While city officials work to hire a new water director, discussions about what to do about water supply issues continue. The Santa Cruz Water Department and Soquel Creek Water District’s joint desalination task force was scheduled to meet Nov. 20, but that was canceled due to “a lack of business,” according to the SCWD2 website.
The next meeting is scheduled for Dec. 18. The agenda has not yet been published.
Additionally, the City Council of Santa Cruz was scheduled to vote at its Nov. 26 meeting to move forward with an extensive community engagement effort on the city’s water supply. In other words, a framework for the so-called reset on the water supply discussion.
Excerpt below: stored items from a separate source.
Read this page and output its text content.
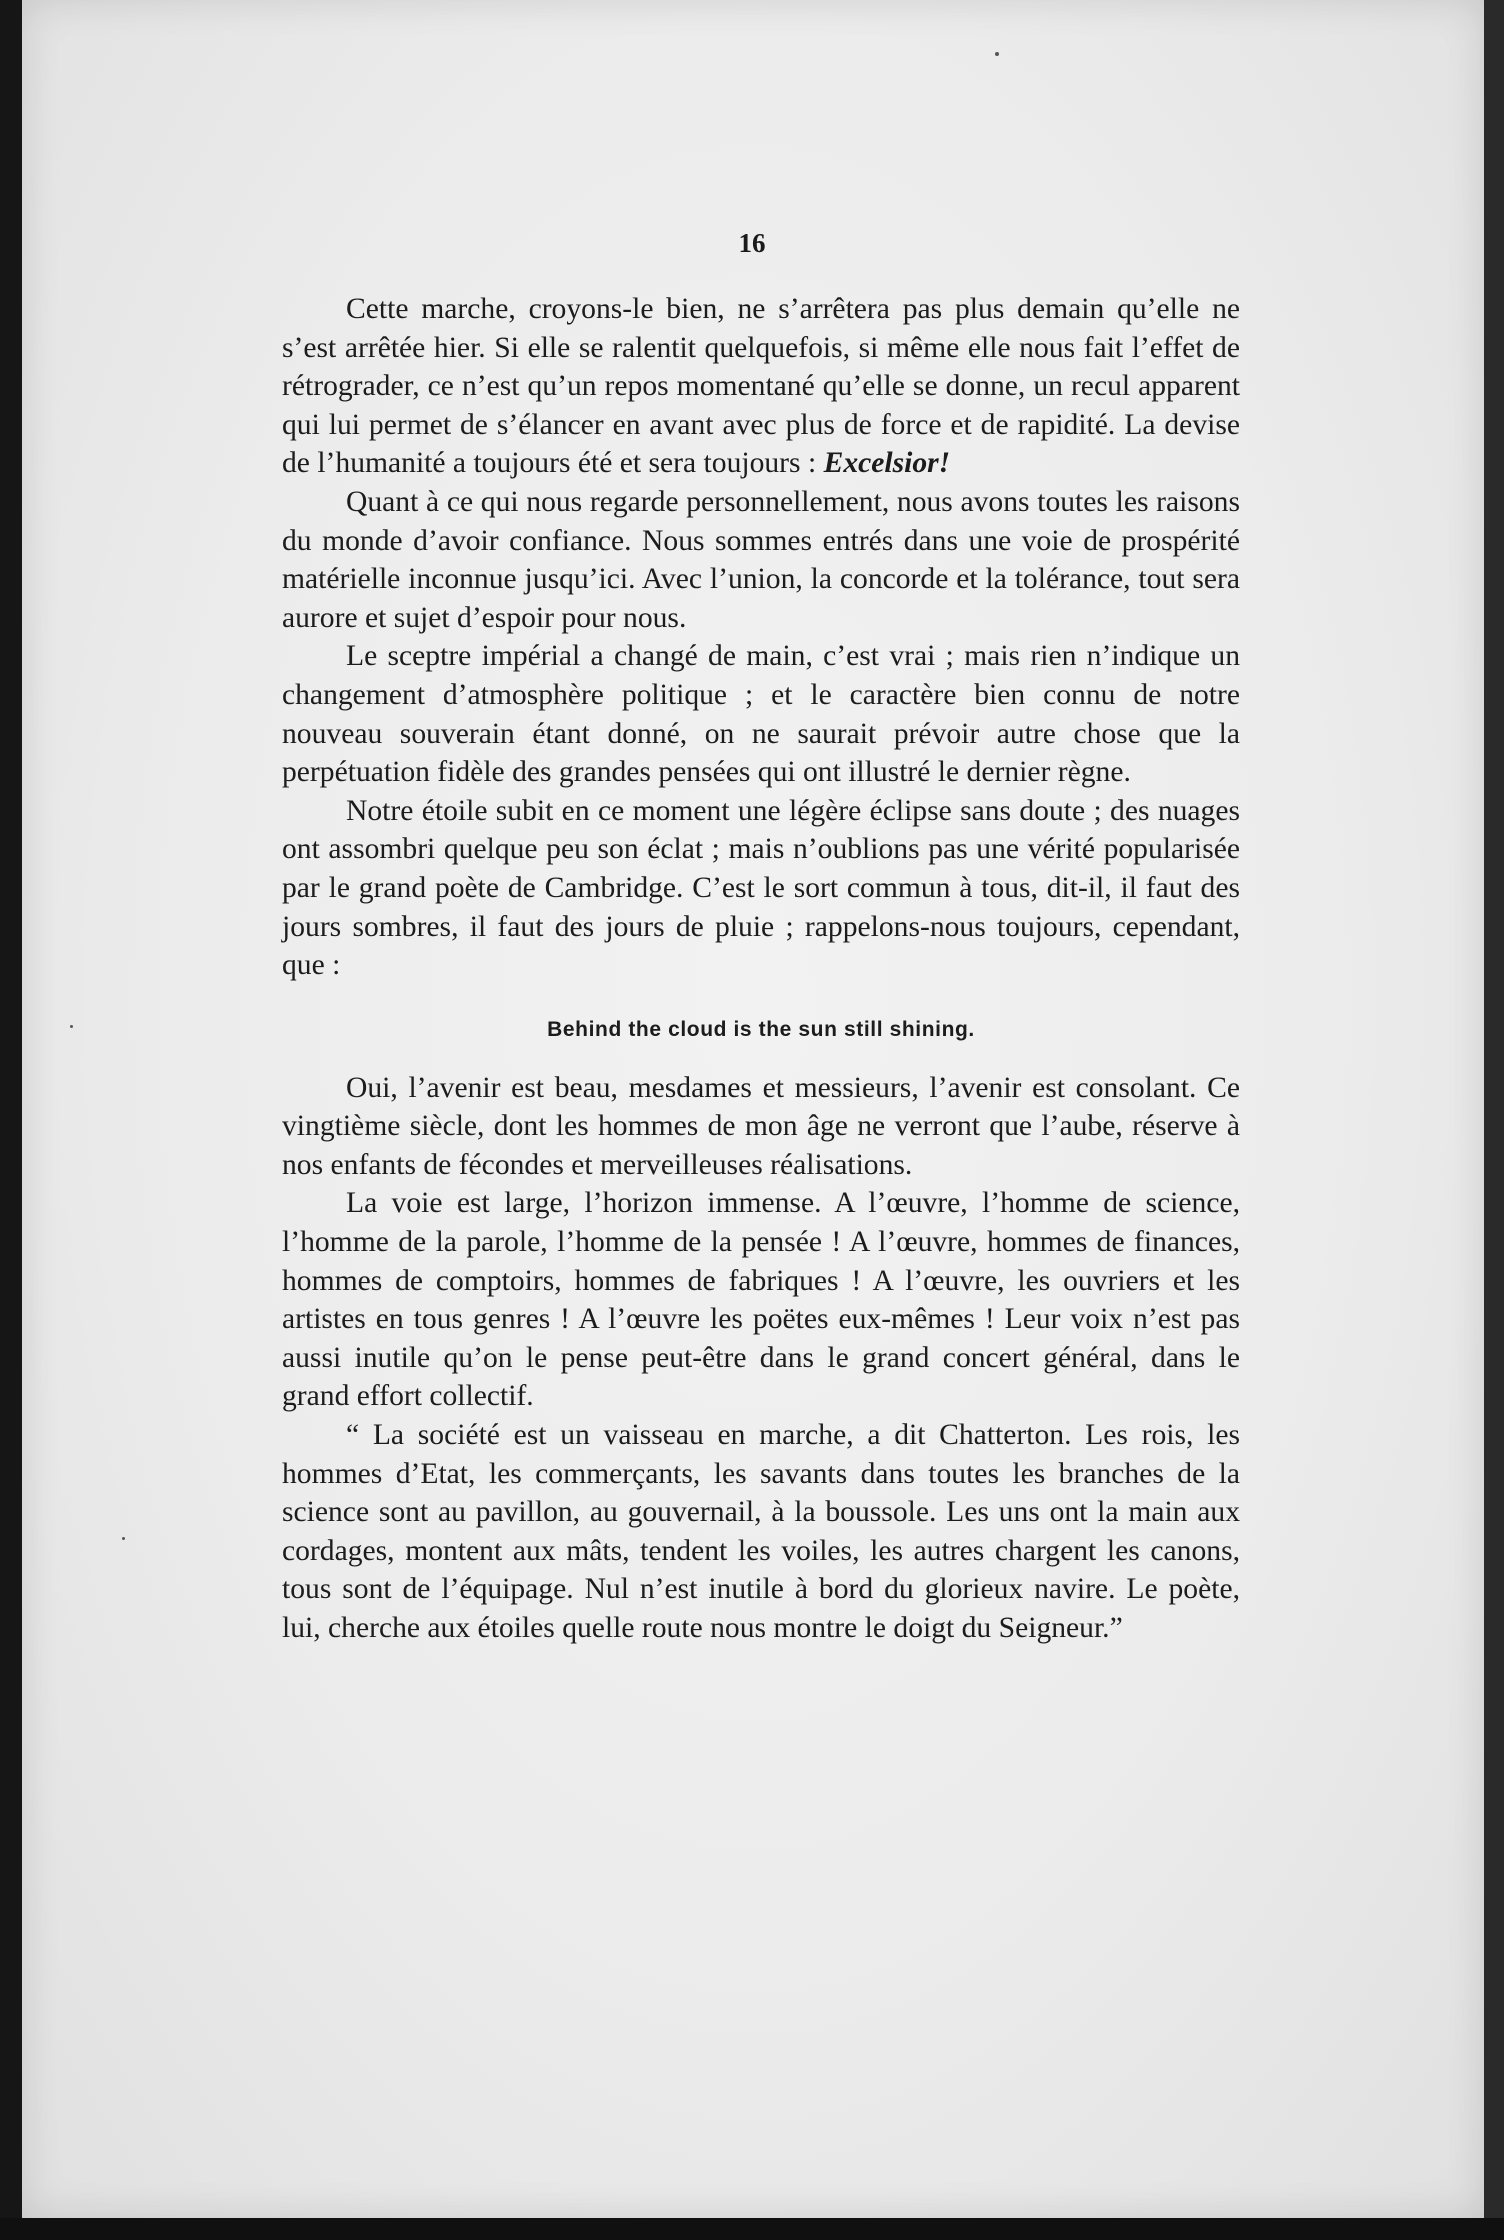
16

Cette marche, croyons-le bien, ne s’arrêtera pas plus demain qu’elle ne s’est arrêtée hier. Si elle se ralentit quelquefois, si même elle nous fait l’effet de rétrograder, ce n’est qu’un repos momentané qu’elle se donne, un recul apparent qui lui permet de s’élancer en avant avec plus de force et de rapidité. La devise de l’humanité a toujours été et sera toujours : Excelsior!

Quant à ce qui nous regarde personnellement, nous avons toutes les raisons du monde d’avoir confiance. Nous sommes entrés dans une voie de prospérité matérielle inconnue jusqu’ici. Avec l’union, la concorde et la tolérance, tout sera aurore et sujet d’espoir pour nous.

Le sceptre impérial a changé de main, c’est vrai ; mais rien n’indique un changement d’atmosphère politique ; et le caractère bien connu de notre nouveau souverain étant donné, on ne saurait prévoir autre chose que la perpétuation fidèle des grandes pensées qui ont illustré le dernier règne.

Notre étoile subit en ce moment une légère éclipse sans doute ; des nuages ont assombri quelque peu son éclat ; mais n’oublions pas une vérité popularisée par le grand poète de Cambridge. C’est le sort commun à tous, dit-il, il faut des jours sombres, il faut des jours de pluie ; rappelons-nous toujours, cependant, que :

Behind the cloud is the sun still shining.

Oui, l’avenir est beau, mesdames et messieurs, l’avenir est consolant. Ce vingtième siècle, dont les hommes de mon âge ne verront que l’aube, réserve à nos enfants de fécondes et merveilleuses réalisations.

La voie est large, l’horizon immense. A l’œuvre, l’homme de science, l’homme de la parole, l’homme de la pensée ! A l’œuvre, hommes de finances, hommes de comptoirs, hommes de fabriques ! A l’œuvre, les ouvriers et les artistes en tous genres ! A l’œuvre les poëtes eux-mêmes ! Leur voix n’est pas aussi inutile qu’on le pense peut-être dans le grand concert général, dans le grand effort collectif.

“ La société est un vaisseau en marche, a dit Chatterton. Les rois, les hommes d’Etat, les commerçants, les savants dans toutes les branches de la science sont au pavillon, au gouvernail, à la boussole. Les uns ont la main aux cordages, montent aux mâts, tendent les voiles, les autres chargent les canons, tous sont de l’équipage. Nul n’est inutile à bord du glorieux navire. Le poète, lui, cherche aux étoiles quelle route nous montre le doigt du Seigneur.”
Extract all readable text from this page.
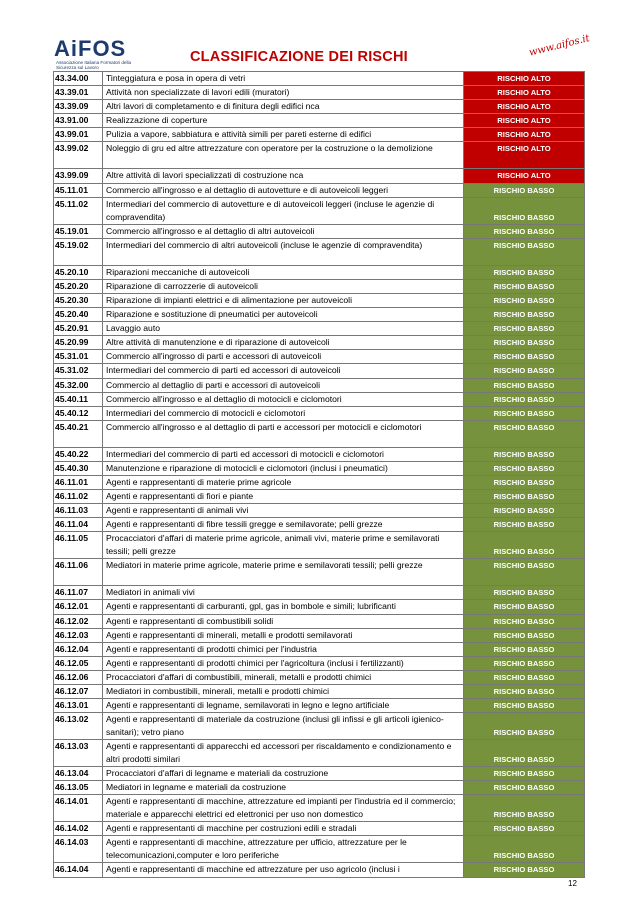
AiFOS
Associazione Italiana Formatori della Sicurezza sul Lavoro
CLASSIFICAZIONE DEI RISCHI	www.aifos.it
43.34.00	Tinteggiatura e posa in opera di vetri	RISCHIO ALTO
43.39.01	Attività non specializzate di lavori edili (muratori)	RISCHIO ALTO
43.39.09	Altri lavori di completamento e di finitura degli edifici nca	RISCHIO ALTO
43.91.00	Realizzazione di coperture	RISCHIO ALTO
43.99.01	Pulizia a vapore, sabbiatura e attività simili per pareti esterne di edifici	RISCHIO ALTO
43.99.02	Noleggio di gru ed altre attrezzature con operatore per la costruzione o la demolizione	RISCHIO ALTO
43.99.09	Altre attività di lavori specializzati di costruzione nca	RISCHIO ALTO
45.11.01	Commercio all'ingrosso e al dettaglio di autovetture e di autoveicoli leggeri	RISCHIO BASSO
45.11.02	Intermediari del commercio di autovetture e di autoveicoli leggeri (incluse le agenzie di compravendita)	RISCHIO BASSO
45.19.01	Commercio all'ingrosso e al dettaglio di altri autoveicoli	RISCHIO BASSO
45.19.02	Intermediari del commercio di altri autoveicoli (incluse le agenzie di compravendita)	RISCHIO BASSO
45.20.10	Riparazioni meccaniche di autoveicoli	RISCHIO BASSO
45.20.20	Riparazione di carrozzerie di autoveicoli	RISCHIO BASSO
45.20.30	Riparazione di impianti elettrici e di alimentazione per autoveicoli	RISCHIO BASSO
45.20.40	Riparazione e sostituzione di pneumatici per autoveicoli	RISCHIO BASSO
45.20.91	Lavaggio auto	RISCHIO BASSO
45.20.99	Altre attività di manutenzione e di riparazione di autoveicoli	RISCHIO BASSO
45.31.01	Commercio all'ingrosso di parti e accessori di autoveicoli	RISCHIO BASSO
45.31.02	Intermediari del commercio di parti ed accessori di autoveicoli	RISCHIO BASSO
45.32.00	Commercio al dettaglio di parti e accessori di autoveicoli	RISCHIO BASSO
45.40.11	Commercio all'ingrosso e al dettaglio di motocicli e ciclomotori	RISCHIO BASSO
45.40.12	Intermediari del commercio di motocicli e ciclomotori	RISCHIO BASSO
45.40.21	Commercio all'ingrosso e al dettaglio di parti e accessori per motocicli e ciclomotori	RISCHIO BASSO
45.40.22	Intermediari del commercio di parti ed accessori di motocicli e ciclomotori	RISCHIO BASSO
45.40.30	Manutenzione e riparazione di motocicli e ciclomotori (inclusi i pneumatici)	RISCHIO BASSO
46.11.01	Agenti e rappresentanti di materie prime agricole	RISCHIO BASSO
46.11.02	Agenti e rappresentanti di fiori e piante	RISCHIO BASSO
46.11.03	Agenti e rappresentanti di animali vivi	RISCHIO BASSO
46.11.04	Agenti e rappresentanti di fibre tessili gregge e semilavorate; pelli grezze	RISCHIO BASSO
46.11.05	Procacciatori d'affari di materie prime agricole, animali vivi, materie prime e semilavorati tessili; pelli grezze	RISCHIO BASSO
46.11.06	Mediatori in materie prime agricole, materie prime e semilavorati tessili; pelli grezze	RISCHIO BASSO
46.11.07	Mediatori in animali vivi	RISCHIO BASSO
46.12.01	Agenti e rappresentanti di carburanti, gpl, gas in bombole e simili; lubrificanti	RISCHIO BASSO
46.12.02	Agenti e rappresentanti di combustibili solidi	RISCHIO BASSO
46.12.03	Agenti e rappresentanti di minerali, metalli e prodotti semilavorati	RISCHIO BASSO
46.12.04	Agenti e rappresentanti di prodotti chimici per l'industria	RISCHIO BASSO
46.12.05	Agenti e rappresentanti di prodotti chimici per l'agricoltura (inclusi i fertilizzanti)	RISCHIO BASSO
46.12.06	Procacciatori d'affari di combustibili, minerali, metalli e prodotti chimici	RISCHIO BASSO
46.12.07	Mediatori in combustibili, minerali, metalli e prodotti chimici	RISCHIO BASSO
46.13.01	Agenti e rappresentanti di legname, semilavorati in legno e legno artificiale	RISCHIO BASSO
46.13.02	Agenti e rappresentanti di materiale da costruzione (inclusi gli infissi e gli articoli igienico-sanitari); vetro piano	RISCHIO BASSO
46.13.03	Agenti e rappresentanti di apparecchi ed accessori per riscaldamento e condizionamento e altri prodotti similari	RISCHIO BASSO
46.13.04	Procacciatori d'affari di legname e materiali da costruzione	RISCHIO BASSO
46.13.05	Mediatori in legname e materiali da costruzione	RISCHIO BASSO
46.14.01	Agenti e rappresentanti di macchine, attrezzature ed impianti per l'industria ed il commercio; materiale e apparecchi elettrici ed elettronici per uso non domestico	RISCHIO BASSO
46.14.02	Agenti e rappresentanti di macchine per costruzioni edili e stradali	RISCHIO BASSO
46.14.03	Agenti e rappresentanti di macchine, attrezzature per ufficio, attrezzature per le telecomunicazioni,computer e loro periferiche	RISCHIO BASSO
46.14.04	Agenti e rappresentanti di macchine ed attrezzature per uso agricolo (inclusi i	RISCHIO BASSO
12
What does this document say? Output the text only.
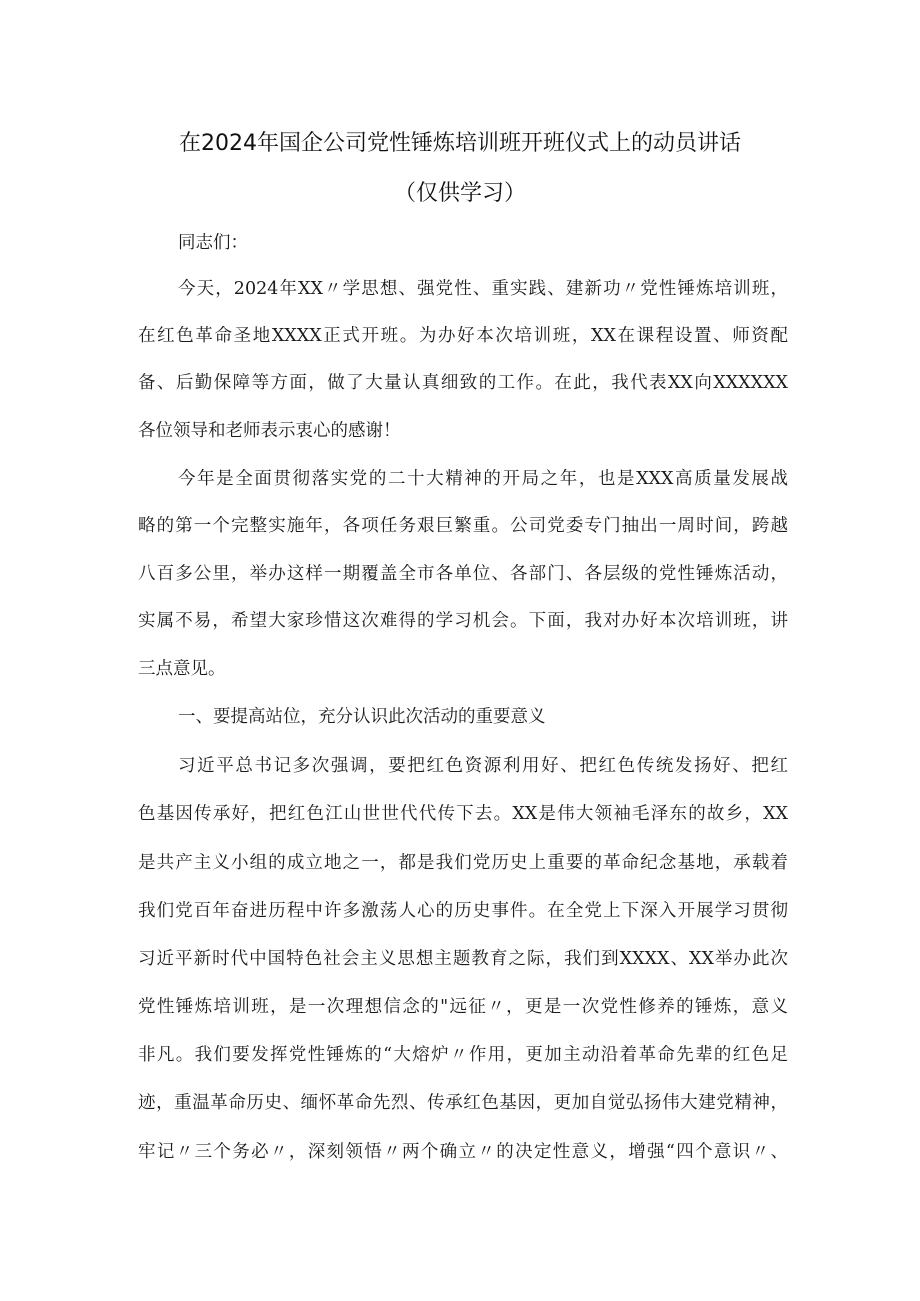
在2024年国企公司党性锤炼培训班开班仪式上的动员讲话
（仅供学习）
同志们：
今天，2024年XX〃学思想、强党性、重实践、建新功〃党性锤炼培训班，
在红色革命圣地XXXX正式开班。为办好本次培训班，XX在课程设置、师资配
备、后勤保障等方面，做了大量认真细致的工作。在此，我代表XX向XXXXXX
各位领导和老师表示衷心的感谢！
今年是全面贯彻落实党的二十大精神的开局之年，也是XXX高质量发展战
略的第一个完整实施年，各项任务艰巨繁重。公司党委专门抽出一周时间，跨越
八百多公里，举办这样一期覆盖全市各单位、各部门、各层级的党性锤炼活动，
实属不易，希望大家珍惜这次难得的学习机会。下面，我对办好本次培训班，讲
三点意见。
一、要提高站位，充分认识此次活动的重要意义
习近平总书记多次强调，要把红色资源利用好、把红色传统发扬好、把红
色基因传承好，把红色江山世世代代传下去。XX是伟大领袖毛泽东的故乡，XX
是共产主义小组的成立地之一，都是我们党历史上重要的革命纪念基地，承载着
我们党百年奋进历程中许多激荡人心的历史事件。在全党上下深入开展学习贯彻
习近平新时代中国特色社会主义思想主题教育之际，我们到XXXX、XX举办此次
党性锤炼培训班，是一次理想信念的"远征〃，更是一次党性修养的锤炼，意义
非凡。我们要发挥党性锤炼的“大熔炉〃作用，更加主动沿着革命先辈的红色足
迹，重温革命历史、缅怀革命先烈、传承红色基因，更加自觉弘扬伟大建党精神，
牢记〃三个务必〃，深刻领悟〃两个确立〃的决定性意义，增强“四个意识〃、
Councilmembers were expected to motion to establish a yearlong Drought Solutions Citizen Advisory Committee with the purpose of analyzing and formulating recommendations.
The proposed membership for the 19-member committee would include two city councilmembers, two water commissions, one representative of the educational community, two representatives of local businesses, one member of the Sustainable Water Coalition, one member of Santa Cruz Desal Alternatives, three members from environmental organizations, one representative of the recreation industry, two city residents, one county resident, one representative of the industry and manufacturing sector, and one representative of the hotels and tourism industry.
The advisory committee will be considered a major component of the discussion, and will focus on community engagement and topical discussion pertaining to water supply planning. The committee will be tasked with coming up with recommendations to the City Council.